Autozone - $AZO - Earnings Analysis: Continued growth in domestic DIY and commercial sales.
Business Model
AutoZone generates revenue through the retail and distribution of automotive replacement parts and accessories in the Americas.
Revenue Sources
- Sales of new and remanufactured automotive hard parts, maintenance items, accessories, and non-automotive products.
- Commercial sales program providing prompt delivery of parts and other products and commercial credit to local, regional, and national repair garages, dealers, service stations, fleet owners, and other accounts.

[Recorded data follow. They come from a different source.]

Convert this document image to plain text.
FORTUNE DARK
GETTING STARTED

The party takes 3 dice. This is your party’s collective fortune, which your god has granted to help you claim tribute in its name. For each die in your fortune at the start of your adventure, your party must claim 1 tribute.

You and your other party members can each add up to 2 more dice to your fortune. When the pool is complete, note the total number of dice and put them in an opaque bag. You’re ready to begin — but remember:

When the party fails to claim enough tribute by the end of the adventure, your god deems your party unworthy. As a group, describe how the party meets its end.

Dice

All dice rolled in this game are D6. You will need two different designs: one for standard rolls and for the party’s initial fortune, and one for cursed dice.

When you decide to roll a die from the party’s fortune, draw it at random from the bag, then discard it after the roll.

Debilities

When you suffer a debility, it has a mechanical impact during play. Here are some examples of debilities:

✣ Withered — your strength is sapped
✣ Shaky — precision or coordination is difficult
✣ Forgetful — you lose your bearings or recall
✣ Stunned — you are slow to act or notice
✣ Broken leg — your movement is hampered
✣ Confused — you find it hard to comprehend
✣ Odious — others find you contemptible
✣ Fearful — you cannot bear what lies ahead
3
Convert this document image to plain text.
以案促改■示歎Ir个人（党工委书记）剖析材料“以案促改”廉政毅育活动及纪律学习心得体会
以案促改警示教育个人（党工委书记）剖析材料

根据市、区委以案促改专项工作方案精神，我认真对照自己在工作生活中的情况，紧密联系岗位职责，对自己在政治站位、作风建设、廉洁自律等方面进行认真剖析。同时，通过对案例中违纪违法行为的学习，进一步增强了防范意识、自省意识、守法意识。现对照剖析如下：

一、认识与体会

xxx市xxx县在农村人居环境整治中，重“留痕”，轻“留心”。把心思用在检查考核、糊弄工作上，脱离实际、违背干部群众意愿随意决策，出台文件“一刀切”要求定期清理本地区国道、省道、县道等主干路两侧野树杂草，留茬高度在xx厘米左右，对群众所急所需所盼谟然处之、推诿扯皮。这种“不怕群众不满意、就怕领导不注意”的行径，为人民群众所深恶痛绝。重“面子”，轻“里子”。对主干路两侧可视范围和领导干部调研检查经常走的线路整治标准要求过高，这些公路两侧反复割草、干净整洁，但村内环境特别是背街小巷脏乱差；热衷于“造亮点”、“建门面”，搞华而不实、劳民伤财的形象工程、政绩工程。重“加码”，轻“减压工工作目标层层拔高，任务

- Online sales through www.autozone.com and www.autozonepro.com.
- Sales of ALLDATA brand of automotive diagnostic, repair, collision, and shop management software through www.alldata.com.
Revenue Distribution by Channel
- Domestic Commercial sales represented 31% of domestic auto parts sales and 27% of total company sales for Q2 2025.
Income Statement Analysis
- Net sales increased by 2.4% year-over-year, driven by domestic and international growth.
- Operating profit decreased by 4.9% due to investments in growth initiatives, leading to operating expense deleverage.
- Net income decreased by 5.3% due to lower operating profit.
- Diluted earnings per share decreased by 2.1% due to lower net income, partially offset by a decrease in diluted shares outstanding.
Balance Sheet Analysis
- Total assets increased by 8.37% year-over-year, indicating growth in the company's resources.
- Total stockholders' deficit decreased by 7.85% year-over-year, reflecting the impact of share repurchases and net losses.
- Total Liabilities increased by 9.7% year-over-year
Cash Flow Analysis
- Cash flow from operations increased year-over-year, indicating improved operational efficiency.
- Capital spending also increased year-over-year, reflecting investments in growth initiatives such as new stores and distribution centers.
Capital Allocation
AutoZone allocates capital towards share repurchases, store expansion, and strategic investments in distribution centers and technology to drive growth and improve customer service. In Q2 2025, $329.4 million was used to repurchase shares. The company had $1.3 billion remaining under its current share repurchase authorization.
Management Commentary
We continue to be pleased with our strategy to grow our domestic DIY and Commercial sales.
Our international business also continued to deliver strong results and same store sales grew 9.5% on a constant currency basis.
While currency rate moves pressured reported sales and earnings, our international performance remains encouraging as we continue to focus on opening more stores in these markets.
Overall Sentiment: Positive, with a focus on growth in domestic and international markets, but acknowledging the impact of currency headwinds.
Disclaimer: This report is for informational purposes only and not investment advice. The analysis is based on limited information and subject to change. Investing in securities involves risks, including potential loss of principal. Past performance doesn't guarantee future results. Always conduct your own research, understand the risks, and consult a financial professional before making investment decisions.